If you have managed to reach the weird parts of the internet, you may have stumbled upon the first part of anal sex that makes even me, with all of my familiarity with the topic, cringe. The anus is where we poop, and poop is something that none of us relish dealing with. There are plenty of horror stories to be encountered about people, thoroughly unprepared ones at that, ending up with poop all over the place and in very uncomfortable places. To avoid such outcomes, anal sex takes preparation and cleaning, making sure that everything Because our culture thinks of sex as something that simply occurs and cannot be planned, the idea of planning any amount of time around sex is foreign. How could one set aside a day and time to have sex? How could we actually prepare for something that is supposed to passionately happen in the moment?
However, even if we have absolutely no desire to engage in anal sex in the future, more preparation towards sex is something everyone can benefit from. While it might seem odd to plan out a sex schedule, it would actually be helpful for those of us who have little time on our hands.
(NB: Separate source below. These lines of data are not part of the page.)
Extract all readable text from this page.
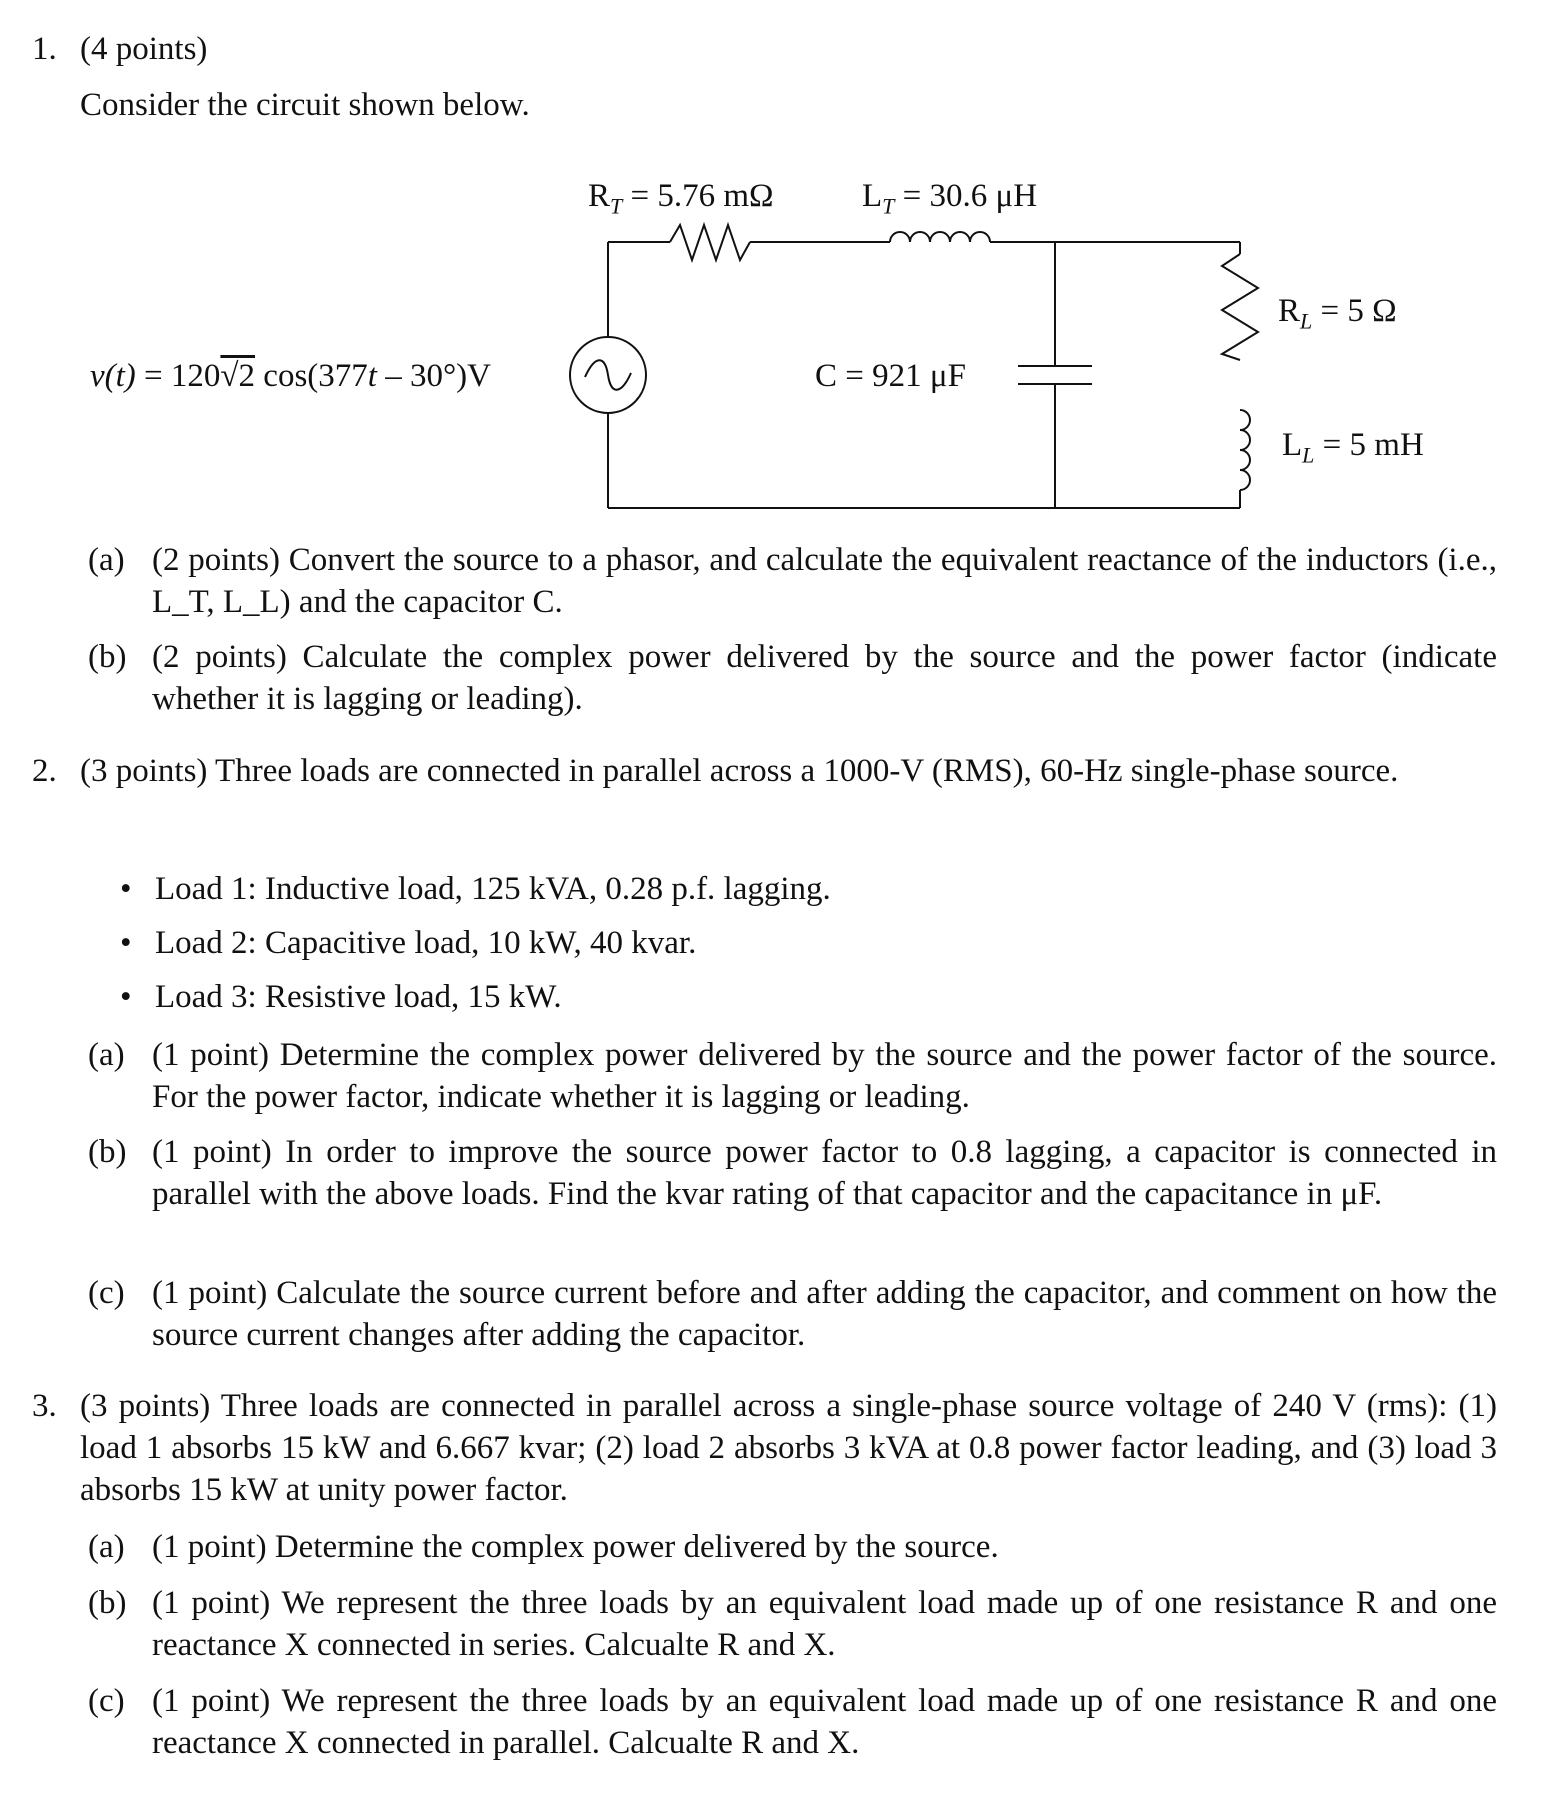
1. (4 points)
Consider the circuit shown below.
$R_T = 5.76$ mΩ	$L_T = 30.6$ μH
v(t) = 120√2 cos(377t – 30°)V	C = 921 μF
$R_L = 5$ Ω
$L_L = 5$ mH
(a) (2 points) Convert the source to a phasor, and calculate the equivalent reactance of the inductors (i.e., L_T, L_L) and the capacitor C.
(b) (2 points) Calculate the complex power delivered by the source and the power factor (indicate whether it is lagging or leading).
2. (3 points) Three loads are connected in parallel across a 1000-V (RMS), 60-Hz single-phase source.
• Load 1: Inductive load, 125 kVA, 0.28 p.f. lagging.
• Load 2: Capacitive load, 10 kW, 40 kvar.
• Load 3: Resistive load, 15 kW.
(a) (1 point) Determine the complex power delivered by the source and the power factor of the source. For the power factor, indicate whether it is lagging or leading.
(b) (1 point) In order to improve the source power factor to 0.8 lagging, a capacitor is connected in parallel with the above loads. Find the kvar rating of that capacitor and the capacitance in μF.
(c) (1 point) Calculate the source current before and after adding the capacitor, and comment on how the source current changes after adding the capacitor.
3. (3 points) Three loads are connected in parallel across a single-phase source voltage of 240 V (rms): (1) load 1 absorbs 15 kW and 6.667 kvar; (2) load 2 absorbs 3 kVA at 0.8 power factor leading, and (3) load 3 absorbs 15 kW at unity power factor.
(a) (1 point) Determine the complex power delivered by the source.
(b) (1 point) We represent the three loads by an equivalent load made up of one resistance R and one reactance X connected in series. Calcualte R and X.
(c) (1 point) We represent the three loads by an equivalent load made up of one resistance R and one reactance X connected in parallel. Calcualte R and X.
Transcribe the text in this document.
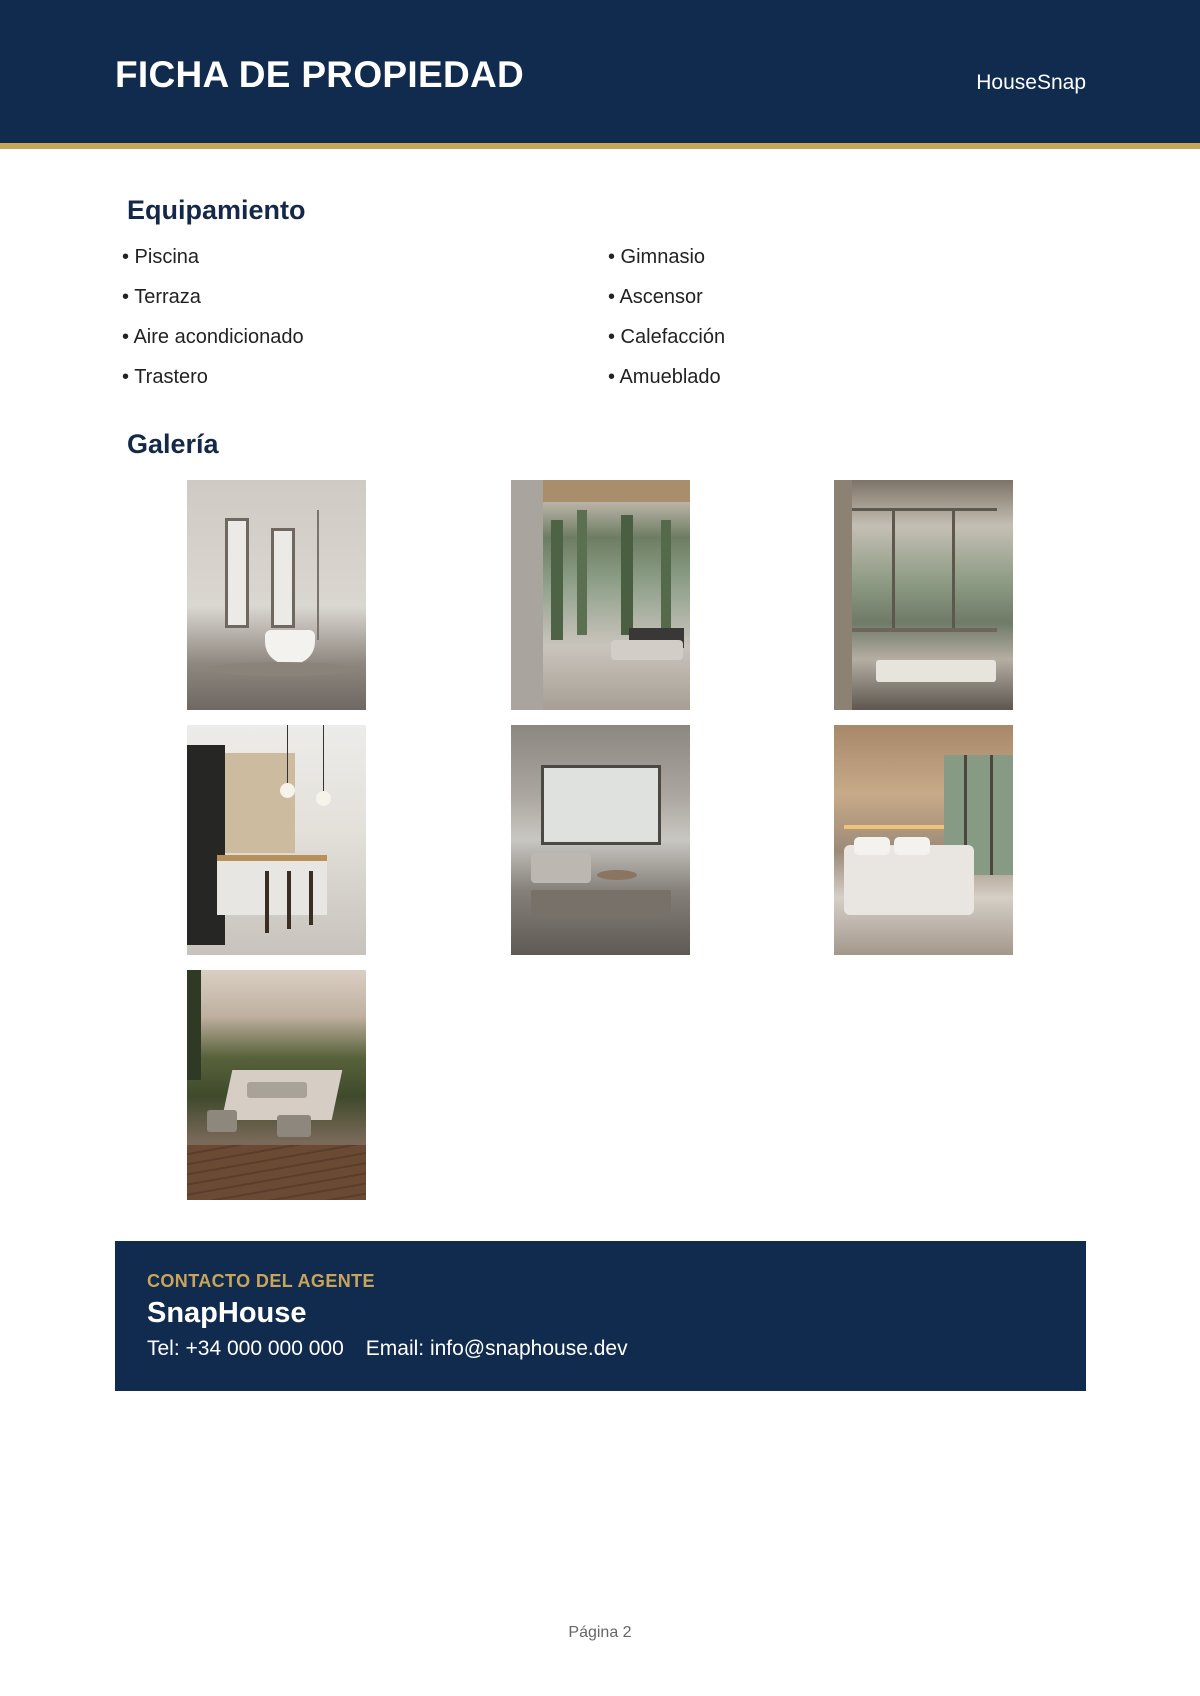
FICHA DE PROPIEDAD	HouseSnap
Equipamiento
• Piscina	• Gimnasio
• Terraza	• Ascensor
• Aire acondicionado	• Calefacción
• Trastero	• Amueblado
Galería
CONTACTO DEL AGENTE
SnapHouse
Tel: +34 000 000 000 Email: info@snaphouse.dev
Página 2
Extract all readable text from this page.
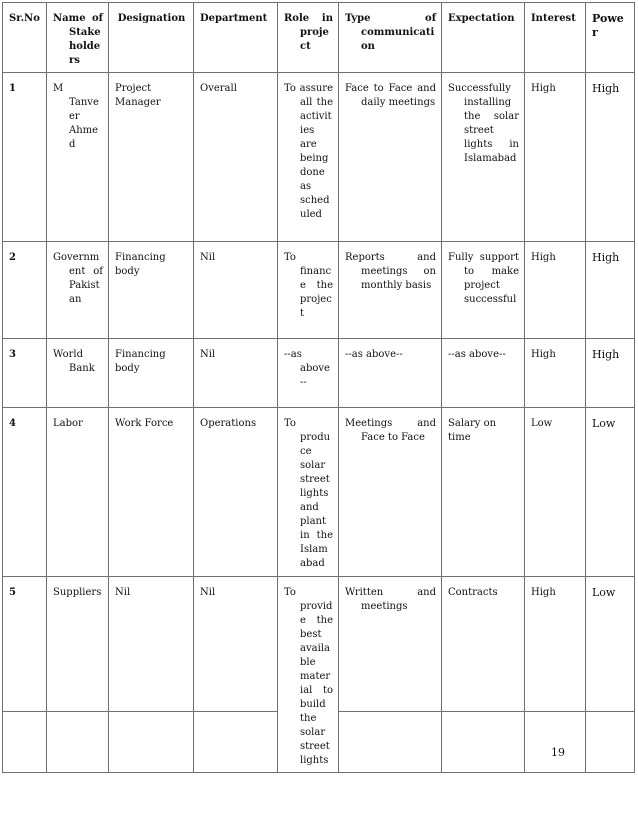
Sr.No	Name of Stakeholders	Designation	Department	Role in project	Type of communication	Expectation	Interest	Power
1	M Tanveer Ahmed	Project Manager	Overall	To assure all the activities are being done as scheduled	Face to Face and daily meetings	Successfully installing the solar street lights in Islamabad	High	High
2	Government of Pakistan	Financing body	Nil	To finance the project	Reports and meetings on monthly basis	Fully support to make project successful	High	High
3	World Bank	Financing body	Nil	--as above--	--as above--	--as above--	High	High
4	Labor	Work Force	Operations	To produce solar street lights and plant in the Islamabad	Meetings and Face to Face	Salary on time	Low	Low
5	Suppliers	Nil	Nil	To provide the best available material to build the solar street lights	Written and meetings	Contracts	High	Low

19
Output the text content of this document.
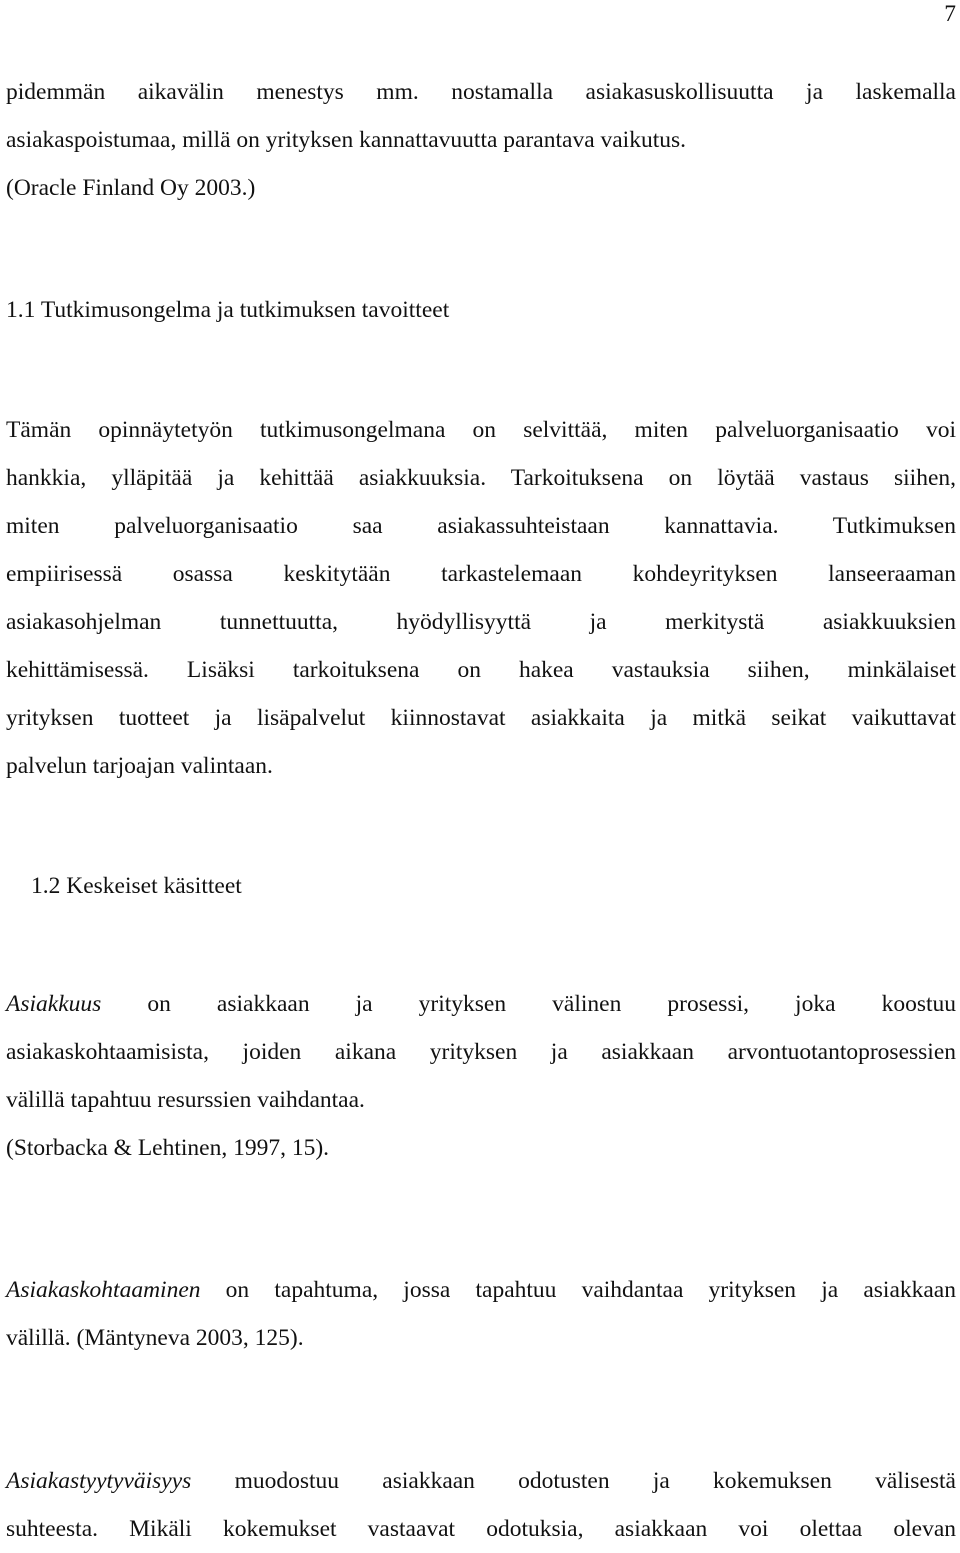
7
pidemmän aikavälin menestys mm. nostamalla asiakasuskollisuutta ja laskemalla
asiakaspoistumaa, millä on yrityksen kannattavuutta parantava vaikutus.
(Oracle Finland Oy 2003.)
1.1 Tutkimusongelma ja tutkimuksen tavoitteet
Tämän opinnäytetyön tutkimusongelmana on selvittää, miten palveluorganisaatio voi
hankkia, ylläpitää ja kehittää asiakkuuksia. Tarkoituksena on löytää vastaus siihen,
miten palveluorganisaatio saa asiakassuhteistaan kannattavia. Tutkimuksen
empiirisessä osassa keskitytään tarkastelemaan kohdeyrityksen lanseeraaman
asiakasohjelman tunnettuutta, hyödyllisyyttä ja merkitystä asiakkuuksien
kehittämisessä. Lisäksi tarkoituksena on hakea vastauksia siihen, minkälaiset
yrityksen tuotteet ja lisäpalvelut kiinnostavat asiakkaita ja mitkä seikat vaikuttavat
palvelun tarjoajan valintaan.
1.2 Keskeiset käsitteet
Asiakkuus on asiakkaan ja yrityksen välinen prosessi, joka koostuu
asiakaskohtaamisista, joiden aikana yrityksen ja asiakkaan arvontuotantoprosessien
välillä tapahtuu resurssien vaihdantaa.
(Storbacka & Lehtinen, 1997, 15).
Asiakaskohtaaminen on tapahtuma, jossa tapahtuu vaihdantaa yrityksen ja asiakkaan
välillä. (Mäntyneva 2003, 125).
Asiakastyytyväisyys muodostuu asiakkaan odotusten ja kokemuksen välisestä
suhteesta. Mikäli kokemukset vastaavat odotuksia, asiakkaan voi olettaa olevan
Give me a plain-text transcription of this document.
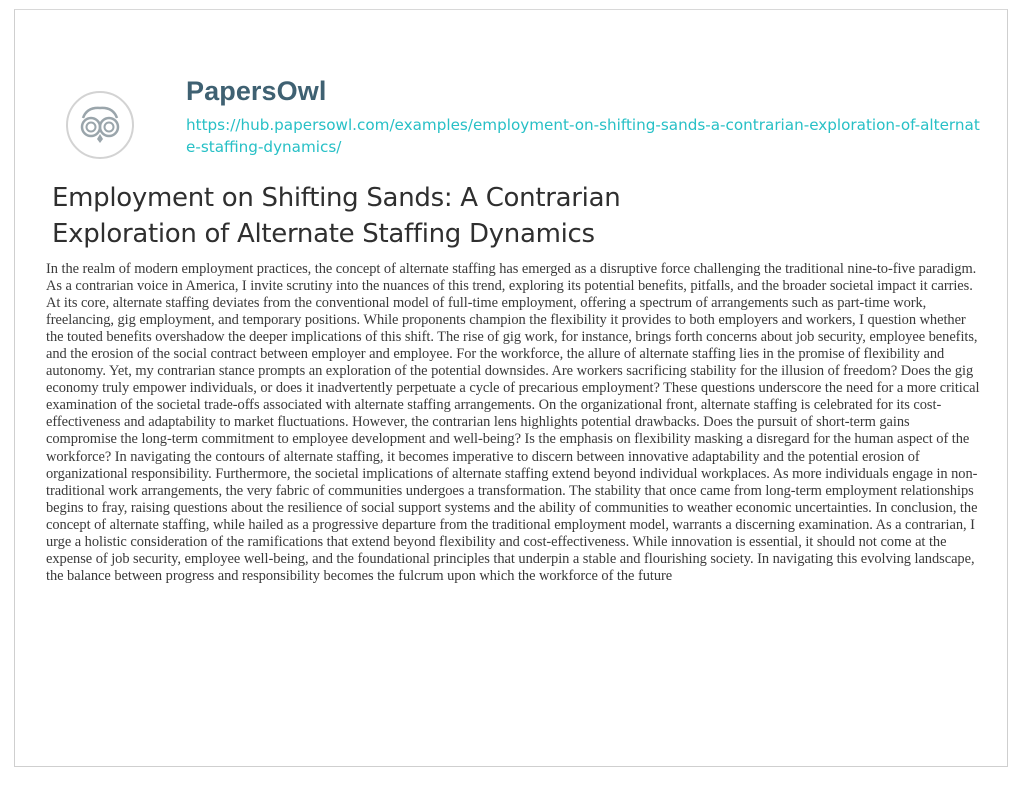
PapersOwl
https://hub.papersowl.com/examples/employment-on-shifting-sands-a-contrarian-exploration-of-alternate-staffing-dynamics/
Employment on Shifting Sands: A Contrarian Exploration of Alternate Staffing Dynamics

In the realm of modern employment practices, the concept of alternate staffing has emerged as a disruptive force challenging the traditional nine-to-five paradigm. As a contrarian voice in America, I invite scrutiny into the nuances of this trend, exploring its potential benefits, pitfalls, and the broader societal impact it carries. At its core, alternate staffing deviates from the conventional model of full-time employment, offering a spectrum of arrangements such as part-time work, freelancing, gig employment, and temporary positions. While proponents champion the flexibility it provides to both employers and workers, I question whether the touted benefits overshadow the deeper implications of this shift. The rise of gig work, for instance, brings forth concerns about job security, employee benefits, and the erosion of the social contract between employer and employee. For the workforce, the allure of alternate staffing lies in the promise of flexibility and autonomy. Yet, my contrarian stance prompts an exploration of the potential downsides. Are workers sacrificing stability for the illusion of freedom? Does the gig economy truly empower individuals, or does it inadvertently perpetuate a cycle of precarious employment? These questions underscore the need for a more critical examination of the societal trade-offs associated with alternate staffing arrangements. On the organizational front, alternate staffing is celebrated for its cost-effectiveness and adaptability to market fluctuations. However, the contrarian lens highlights potential drawbacks. Does the pursuit of short-term gains compromise the long-term commitment to employee development and well-being? Is the emphasis on flexibility masking a disregard for the human aspect of the workforce? In navigating the contours of alternate staffing, it becomes imperative to discern between innovative adaptability and the potential erosion of organizational responsibility. Furthermore, the societal implications of alternate staffing extend beyond individual workplaces. As more individuals engage in non-traditional work arrangements, the very fabric of communities undergoes a transformation. The stability that once came from long-term employment relationships begins to fray, raising questions about the resilience of social support systems and the ability of communities to weather economic uncertainties. In conclusion, the concept of alternate staffing, while hailed as a progressive departure from the traditional employment model, warrants a discerning examination. As a contrarian, I urge a holistic consideration of the ramifications that extend beyond flexibility and cost-effectiveness. While innovation is essential, it should not come at the expense of job security, employee well-being, and the foundational principles that underpin a stable and flourishing society. In navigating this evolving landscape, the balance between progress and responsibility becomes the fulcrum upon which the workforce of the future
We could feel reassured that there was time that we had already put aside to be with our partner in an intimate way and any mismatch in timing could be mostly worked out simply by an agreed schedule. Then we would also be evaluating how we felt about a sexual encounter beforehand just naturally, and we would have ideas in mind about what we wanted to do and what we were feeling turned on by.
Anal sex is entirely natural and normal and can be very enjoyable for people. But not only that it is also potentially extremely helpful for some people because everyone has a butthole. That is to say that it can be a very uncharged area for people to experiment with. Coming from a standpoint of someone who experiences dysphoria, though granted top and not bottom dysphoria, anything to minimize it is an essential part of my life. For people who do have bottom dysphoria, not engaging with their given genitalia can be a huge relief. It is something that does not come attached with too many preconceived notions of gender and what gender can be for the precise reason that it simply cannot be prescribed to one gender or another. For a person struggling to exist as a different gender than the one prescribed to them, sex can be a hazardous activity full of gendered stereotypes that are hard to ignore. Sex acts that are outside of this zone can provide welcome relief. The problem is that we are often so wrapped up in the genitalia that people might have that we stop trying to work around it and simply avoid it.
We need to talk about this. We need to talk about how uncomfortable we are talking about these things, because people are suffering from the stigma around it, people who do enjoy it but find that their practices are seen as disgusting when they are just as natural as any other sex act. We need to actually be honest with our partners about things that we want and things that we find unappealing. And we need to not shame people for sexual practices everyone could actually learn from and could really help future partners. It is exceedingly hard and exceedingly awkward and I will not pretend that I find myself any more capable than anyone else to discuss these things. What I do know, though, is that it starts with simply talking to yourself. Ask yourself what you want and why and try to be honest. Ask yourself why you might find anal sex funny or weird or disgusting and where that might come from. Then figure out how you can undo that because people suffer from that stigma. Because at the end of the day, sometimes you just need to figure out how you feel about your butthole.